The school had created three single-user restrooms open to all students, so any student who sought to avoid using a common restroom with Grimm could use one of those. She also noted that the district reacted to the controversy by taking steps “to give all students the option for even greater privacy by installing partitions between urinals and privacy strips for stall doors.” As a result, the privacy concerns raised when the controversy first arose had been substantially alleviated.

Denying the school district’s motion to dismiss Grimm’s amended complaint, Allen gave the attorneys 30 days to schedule a settlement conference with a magistrate judge. If a settlement cant’ be worked out, the district court will issue a final order dictating what the district must do to comply with Title IX and the Constitution. And, because Grimm is the prevailing party in this long-running and hotly litigated civil rights case, one suspects that sometime down the road there will be a substantial attorneys’ fee award.

Grimm’s lawyer, Joshua Block of the American Civil Liberties Union’s LGBTQ Rights Project, indicated that their goal is the declaratory judgment, nominal damages for Grimm, and, of course, an end to the district’s discriminatory policy. Grimm now lives in Berkeley, California, and intends to begin college this fall in the Bay Area, according to the New York Times’ report on the case.

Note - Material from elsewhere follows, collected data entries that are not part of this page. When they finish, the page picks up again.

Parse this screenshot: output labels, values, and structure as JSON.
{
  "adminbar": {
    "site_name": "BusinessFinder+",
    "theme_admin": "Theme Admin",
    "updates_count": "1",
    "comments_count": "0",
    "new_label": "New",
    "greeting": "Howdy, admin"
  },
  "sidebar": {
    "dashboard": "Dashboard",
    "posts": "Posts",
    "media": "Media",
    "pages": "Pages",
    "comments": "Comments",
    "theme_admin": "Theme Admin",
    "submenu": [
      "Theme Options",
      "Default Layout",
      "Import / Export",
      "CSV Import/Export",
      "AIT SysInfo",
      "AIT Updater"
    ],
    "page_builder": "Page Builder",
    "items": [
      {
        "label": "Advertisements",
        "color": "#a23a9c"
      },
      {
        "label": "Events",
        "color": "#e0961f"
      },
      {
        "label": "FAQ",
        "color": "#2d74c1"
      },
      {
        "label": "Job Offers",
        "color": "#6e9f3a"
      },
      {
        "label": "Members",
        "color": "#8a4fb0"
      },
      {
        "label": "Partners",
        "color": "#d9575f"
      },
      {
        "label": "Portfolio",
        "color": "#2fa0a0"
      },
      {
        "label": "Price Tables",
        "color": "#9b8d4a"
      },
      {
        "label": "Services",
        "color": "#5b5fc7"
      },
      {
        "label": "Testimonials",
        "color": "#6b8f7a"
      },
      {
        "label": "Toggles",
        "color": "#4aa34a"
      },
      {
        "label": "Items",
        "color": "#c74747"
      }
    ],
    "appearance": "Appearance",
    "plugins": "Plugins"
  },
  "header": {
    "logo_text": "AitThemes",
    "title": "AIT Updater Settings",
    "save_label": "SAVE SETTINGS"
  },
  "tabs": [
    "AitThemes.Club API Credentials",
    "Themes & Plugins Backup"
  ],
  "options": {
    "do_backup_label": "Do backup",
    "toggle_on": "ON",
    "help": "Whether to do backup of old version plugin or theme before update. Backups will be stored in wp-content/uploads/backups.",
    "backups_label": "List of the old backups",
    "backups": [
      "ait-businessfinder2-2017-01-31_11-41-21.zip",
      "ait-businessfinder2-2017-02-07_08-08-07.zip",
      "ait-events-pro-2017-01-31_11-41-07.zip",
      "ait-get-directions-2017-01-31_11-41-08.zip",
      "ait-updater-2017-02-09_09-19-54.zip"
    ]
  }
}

The district could appeal Allen’s order to the Fourth Circuit. Attorney General Jeff Sessions has formally rejected the Obama administration’s position that federal sex discrimination laws forbid gender identity discrimination, so the district could count on the Justice Department to support such an appeal.

And Trump’s rapid pace in filling federal circuit court vacancies may slow or eventually halt the continuing trend of transgender-positive rulings from the other circuit courts, but that is not likely to be the case in the Fourth Circuit for some time; it currently has six Obama appointees and four appointed by Bill Clinton on the 15-member court, with only one vacancy for Trump to fill.

The Fourth Circuit was out front of the Supreme Court in 2014 in striking down state bans on same-sex marriage, and its 2016 opinion in Gavin Grimm’s case was notably transgender-friendly, so it is unlikely that an appeal by the district would be successful there. The Supreme Court, of course, may be a different matter. Time will tell.